Foreword

by Glen Cameron, Ph.D.
Maxine Gregory Chair in Journalism Research
Missouri School of Journalism


Finally, thanks to this book, Tom Hagley will be a permanent part of my classroom.  I first became acquainted with Tom when I was teaching at the University of Georgia and have been scheming ever since to get him into my classroom whenever possible.  He was director of public and investor relations for Alumax, a Fortune 200 company located in Atlanta when he became a favored guest lecturer and internship mentor in the Grady College of Journalism and Mass Communication.  Tom provided structure and guidance while also offering the students tremendous experience and opportunity to grow -- the same ingredients that make his new text a must for our classrooms.

When Tom retired from his distinguished career as an executive in corporate and agency public relations, with a stint running his own public relations firm thrown in for good measure, I was teaching at the Missouri School of Journalism.  I tried to recruit Tom, knowing that he had spent three decades striving to make the profession better in every way.  Tom is committed to embracing innovation as a basis for tempering the metal and sharpening the edge of the profession.  Although we competed unsuccessfully with the lures of the Northwest, I now feel that we have finally captured Tom, by way of his wonderful textbook.  It’s not the same thing as having this experienced, compassionate, creative professional in our classroom, but it is the next best thing.

His book is a great piece of work. I say that with respect to its contents, but even more so with respect to the author. Writing Winning Proposals comes from a person I always believed was destined to take the “real world” to the classroom. I saw that when Tom spoke to my classes at The University of Georgia and the Missouri School of Journalism.  He has a passion for teaching, coaching and counseling. He listens, recognizes, shares, encourages, tolerates and even admits his own mistakes to those he mentors. His internship assignments made students stretch far beyond what they thought they ever could do with so little experience.

It is no surprise that in this book he insists on writing by the rules to develop winning proposals. He comes to academe knowing precisely what executive managers want from public relations practitioners. In this book he shows students, as well as seasoned professionals, how to develop winning plans and challenges them to apply the rules in providing solutions to a number of challenging and diverse cases requiring public relations action. To add excitement to the challenge he presents each case in a different way, such as a hostile parents versus high school principal role play, a city contract, a transcription of a private staff meeting, client notes by a practitioner and more.

Tom packed up 30 years of successful experience, notably including executive positions with Alcoa and Alumax and as a vice president of Hill & Knowlton, Inc., and made a place for himself on the campus of one of the nation’s major research universities.

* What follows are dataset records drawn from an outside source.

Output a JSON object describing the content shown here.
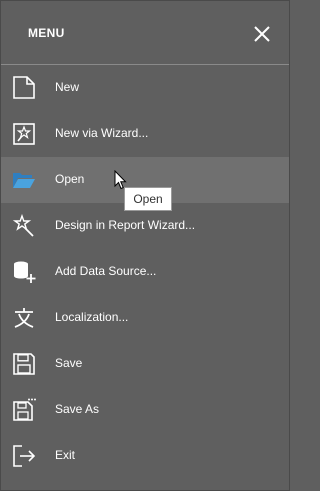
{
  "header": {
    "title": "MENU",
    "close_icon": "close-icon"
  },
  "items": [
    {
      "label": "New",
      "icon": "new-document-icon"
    },
    {
      "label": "New via Wizard...",
      "icon": "document-wizard-icon"
    },
    {
      "label": "Open",
      "icon": "folder-open-icon",
      "active": true
    },
    {
      "label": "Design in Report Wizard...",
      "icon": "magic-wand-icon"
    },
    {
      "label": "Add Data Source...",
      "icon": "database-add-icon"
    },
    {
      "label": "Localization...",
      "icon": "localization-icon"
    },
    {
      "label": "Save",
      "icon": "save-icon"
    },
    {
      "label": "Save As",
      "icon": "save-as-icon"
    },
    {
      "label": "Exit",
      "icon": "exit-icon"
    }
  ],
  "tooltip": {
    "text": "Open"
  },
  "colors": {
    "background": "#5f5f5f",
    "active_row": "#707070",
    "accent_folder": "#4aa3df",
    "text": "#ffffff"
  }
}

In just three years of full-time teaching at the University of Oregon he is producing this text with a major publisher. His book takes a giant step up to pop the fat balloons of ambiguity in the public relations profession by showing how to propose services for which clients will readily pay and in which employers will readily invest.

I can see by his painstaking use of examples how this challenge was undertaken in classroom instruction. I can also appreciate how painstaking it will be for some seasoned practitioners to break from timeworn proposal writing with hit and miss successes to exercise the discipline necessary to write by the rules to produce winning proposals on a consistent basis. Yet I highly recommend the book to professionals who obviously will find it worth their time. Tom Hagley is reaching out with this book to campuses around the country to new generations of writers who will learn to practice the profession with a new paradigm of precision that judges of the profession’s prestigious competitions will applaud and that clients and employers will welcome with respect.